Dobrygowski didn’t look sorry. He just had his pencil poised over his notebook.

“No, it’s good, I understand. I want to know what happened too. That’s my...Joe’s...it’s my only child.” I hoped that wasn’t laying it on too thick, but it was true, and I was really feeling it. I really was.

“So you went back around midnight...”

“I went back. We talked for a little bit, drank. He was drunk, I was drunk, and I left.”

They didn’t seem particularly impressed with this story.

“If you want to know the truth, he sort of threw me out,” I said. “Our relationship wasn’t always very good. He blamed me for the divorce always. From his mother.”

“No, we understand. That’s all the same as Miss O’Brien said. I’m sorry to even have to put you through it at a time like this. It really makes us heels, and I hate to do it.”

“It’s all right.”

“It’s not all right, but it’s the way it is.”

I nodded.

Dobrygowski spoke then. “But why did you say at first that you hadn’t gone into your son’s house?”

Healey gave him an angry look, but somehow I got the sense that it was a staged look, that I wasn’t quite out of the woods yet. Maybe I wasn’t even close to the edge.

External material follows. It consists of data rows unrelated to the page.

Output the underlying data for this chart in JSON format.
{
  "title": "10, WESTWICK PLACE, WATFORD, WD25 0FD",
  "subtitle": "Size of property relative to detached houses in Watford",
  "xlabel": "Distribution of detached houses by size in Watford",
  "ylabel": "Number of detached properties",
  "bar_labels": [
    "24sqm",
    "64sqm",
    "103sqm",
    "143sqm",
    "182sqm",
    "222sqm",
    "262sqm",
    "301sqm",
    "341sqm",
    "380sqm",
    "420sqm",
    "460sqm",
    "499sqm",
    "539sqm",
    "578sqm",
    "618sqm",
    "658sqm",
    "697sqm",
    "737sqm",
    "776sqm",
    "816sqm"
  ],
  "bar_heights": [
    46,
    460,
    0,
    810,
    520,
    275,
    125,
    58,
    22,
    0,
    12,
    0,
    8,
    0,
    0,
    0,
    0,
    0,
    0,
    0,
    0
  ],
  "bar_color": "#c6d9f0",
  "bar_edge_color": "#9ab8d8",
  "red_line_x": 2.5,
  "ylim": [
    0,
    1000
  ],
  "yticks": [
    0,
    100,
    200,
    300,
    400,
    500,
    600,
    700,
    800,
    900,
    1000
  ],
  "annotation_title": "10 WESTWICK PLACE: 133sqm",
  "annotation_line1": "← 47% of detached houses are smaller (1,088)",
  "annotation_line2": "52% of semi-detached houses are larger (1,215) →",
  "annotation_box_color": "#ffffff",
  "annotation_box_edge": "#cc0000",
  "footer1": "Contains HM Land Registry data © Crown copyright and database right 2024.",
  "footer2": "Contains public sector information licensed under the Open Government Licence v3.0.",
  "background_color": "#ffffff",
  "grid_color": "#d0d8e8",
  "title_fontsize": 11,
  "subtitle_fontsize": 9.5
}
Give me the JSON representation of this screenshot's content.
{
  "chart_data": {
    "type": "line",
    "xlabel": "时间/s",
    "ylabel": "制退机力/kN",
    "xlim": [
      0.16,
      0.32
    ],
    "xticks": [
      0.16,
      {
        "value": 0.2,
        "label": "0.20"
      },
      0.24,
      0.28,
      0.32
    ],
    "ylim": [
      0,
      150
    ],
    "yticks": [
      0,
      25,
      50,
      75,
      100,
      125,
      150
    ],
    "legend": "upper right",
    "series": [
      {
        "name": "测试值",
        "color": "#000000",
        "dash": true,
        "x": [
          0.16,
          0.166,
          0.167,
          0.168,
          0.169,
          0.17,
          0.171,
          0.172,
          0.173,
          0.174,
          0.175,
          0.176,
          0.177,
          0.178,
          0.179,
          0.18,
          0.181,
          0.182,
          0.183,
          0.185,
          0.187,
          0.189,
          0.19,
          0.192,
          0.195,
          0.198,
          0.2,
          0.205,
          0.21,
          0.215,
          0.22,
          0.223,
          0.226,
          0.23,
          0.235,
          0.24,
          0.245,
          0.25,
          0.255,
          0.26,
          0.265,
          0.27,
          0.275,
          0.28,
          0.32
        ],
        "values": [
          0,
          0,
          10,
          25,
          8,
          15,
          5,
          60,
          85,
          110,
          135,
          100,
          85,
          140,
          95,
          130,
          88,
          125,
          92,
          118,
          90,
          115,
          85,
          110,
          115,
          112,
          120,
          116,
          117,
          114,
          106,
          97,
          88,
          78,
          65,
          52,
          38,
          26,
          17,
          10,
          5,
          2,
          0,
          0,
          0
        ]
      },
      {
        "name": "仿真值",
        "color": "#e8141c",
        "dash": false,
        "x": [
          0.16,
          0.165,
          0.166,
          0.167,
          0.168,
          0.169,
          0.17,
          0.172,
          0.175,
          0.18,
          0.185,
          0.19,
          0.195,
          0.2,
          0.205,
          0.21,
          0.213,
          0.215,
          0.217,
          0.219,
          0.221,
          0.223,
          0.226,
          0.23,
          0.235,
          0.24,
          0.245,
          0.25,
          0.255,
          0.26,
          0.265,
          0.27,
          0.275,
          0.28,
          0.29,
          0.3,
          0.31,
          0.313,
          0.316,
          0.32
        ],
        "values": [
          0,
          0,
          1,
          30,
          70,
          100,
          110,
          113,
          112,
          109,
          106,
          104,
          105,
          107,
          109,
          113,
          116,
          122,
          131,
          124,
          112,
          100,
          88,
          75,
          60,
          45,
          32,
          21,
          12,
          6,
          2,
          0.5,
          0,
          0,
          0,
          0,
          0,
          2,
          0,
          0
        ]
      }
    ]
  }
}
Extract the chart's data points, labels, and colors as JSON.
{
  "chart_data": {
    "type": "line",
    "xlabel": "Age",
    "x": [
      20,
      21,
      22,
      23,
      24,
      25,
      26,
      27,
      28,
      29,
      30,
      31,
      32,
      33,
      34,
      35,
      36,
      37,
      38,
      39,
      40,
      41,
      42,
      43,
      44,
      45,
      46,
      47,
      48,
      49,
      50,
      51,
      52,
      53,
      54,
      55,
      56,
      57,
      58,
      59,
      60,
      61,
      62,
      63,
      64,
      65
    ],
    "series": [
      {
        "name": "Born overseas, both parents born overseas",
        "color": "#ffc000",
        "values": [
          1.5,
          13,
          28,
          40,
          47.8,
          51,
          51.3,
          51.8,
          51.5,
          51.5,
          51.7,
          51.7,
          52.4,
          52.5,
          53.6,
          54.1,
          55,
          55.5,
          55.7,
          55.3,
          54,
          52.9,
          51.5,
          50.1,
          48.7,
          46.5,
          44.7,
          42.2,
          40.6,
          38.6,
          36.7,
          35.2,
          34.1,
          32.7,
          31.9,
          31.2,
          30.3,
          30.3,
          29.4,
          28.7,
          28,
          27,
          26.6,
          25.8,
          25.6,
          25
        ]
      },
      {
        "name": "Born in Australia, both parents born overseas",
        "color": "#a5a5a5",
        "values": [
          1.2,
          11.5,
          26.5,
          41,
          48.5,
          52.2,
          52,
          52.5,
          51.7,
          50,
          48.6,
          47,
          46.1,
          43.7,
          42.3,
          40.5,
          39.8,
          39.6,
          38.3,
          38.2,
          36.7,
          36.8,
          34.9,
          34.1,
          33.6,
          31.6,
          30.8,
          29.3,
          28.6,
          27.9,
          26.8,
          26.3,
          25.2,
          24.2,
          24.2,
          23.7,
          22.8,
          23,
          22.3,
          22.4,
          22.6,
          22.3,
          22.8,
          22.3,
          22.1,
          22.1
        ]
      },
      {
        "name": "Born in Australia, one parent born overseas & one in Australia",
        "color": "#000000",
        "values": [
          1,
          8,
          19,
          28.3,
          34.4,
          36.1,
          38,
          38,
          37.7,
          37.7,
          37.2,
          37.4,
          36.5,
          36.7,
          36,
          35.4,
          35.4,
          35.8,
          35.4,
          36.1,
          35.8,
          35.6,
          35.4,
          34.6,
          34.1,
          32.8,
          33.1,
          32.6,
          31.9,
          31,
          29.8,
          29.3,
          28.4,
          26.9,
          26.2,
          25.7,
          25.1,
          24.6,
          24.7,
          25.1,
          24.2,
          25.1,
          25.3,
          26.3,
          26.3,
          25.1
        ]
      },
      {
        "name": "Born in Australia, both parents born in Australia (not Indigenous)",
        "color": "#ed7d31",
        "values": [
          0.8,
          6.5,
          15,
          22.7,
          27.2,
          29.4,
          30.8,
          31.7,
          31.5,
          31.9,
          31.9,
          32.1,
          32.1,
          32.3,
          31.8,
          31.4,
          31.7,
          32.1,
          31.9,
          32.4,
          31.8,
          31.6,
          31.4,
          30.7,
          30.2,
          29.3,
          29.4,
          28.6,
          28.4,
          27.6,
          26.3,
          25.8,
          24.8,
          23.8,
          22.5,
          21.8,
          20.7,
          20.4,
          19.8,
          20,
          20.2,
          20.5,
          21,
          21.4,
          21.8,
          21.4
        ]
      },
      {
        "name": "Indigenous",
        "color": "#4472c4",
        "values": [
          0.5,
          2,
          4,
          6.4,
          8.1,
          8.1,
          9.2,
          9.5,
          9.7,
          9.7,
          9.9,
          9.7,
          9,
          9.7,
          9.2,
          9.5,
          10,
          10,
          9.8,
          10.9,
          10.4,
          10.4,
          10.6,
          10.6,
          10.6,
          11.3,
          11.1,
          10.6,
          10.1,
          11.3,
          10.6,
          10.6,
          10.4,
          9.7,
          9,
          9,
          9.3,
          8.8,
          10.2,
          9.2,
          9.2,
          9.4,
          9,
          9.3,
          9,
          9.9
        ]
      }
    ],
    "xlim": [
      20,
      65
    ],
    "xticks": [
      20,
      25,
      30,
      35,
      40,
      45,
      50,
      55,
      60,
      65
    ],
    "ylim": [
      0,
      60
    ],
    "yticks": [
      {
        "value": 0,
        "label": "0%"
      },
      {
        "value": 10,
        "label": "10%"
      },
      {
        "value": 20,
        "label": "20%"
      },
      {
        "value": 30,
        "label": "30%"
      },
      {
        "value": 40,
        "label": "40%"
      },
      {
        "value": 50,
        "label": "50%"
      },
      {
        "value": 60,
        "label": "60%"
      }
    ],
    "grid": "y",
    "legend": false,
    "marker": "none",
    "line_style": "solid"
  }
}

“I didn’t say I didn’t go in. I said I didn’t go in that first time. I went in the second time, like I told you.”

“It just seems a little weird to me that you would say you didn’t go in, when you did.”

“I said I didn’t go in that first time,” I repeated. My tears were gone. I felt worn.

“Leave it be, Pete. Man just lost his son.”

Dobrygowski closed up his pad and put it in his inside pocket. “Of course, I’m sorry. Just the detective in me.”

“You don’t think that there’s any...I mean, that somebody... did...something?” I said.

The question actually seemed to relieve Healey. I guess that’s the kind of question people ask right up front in cases like these.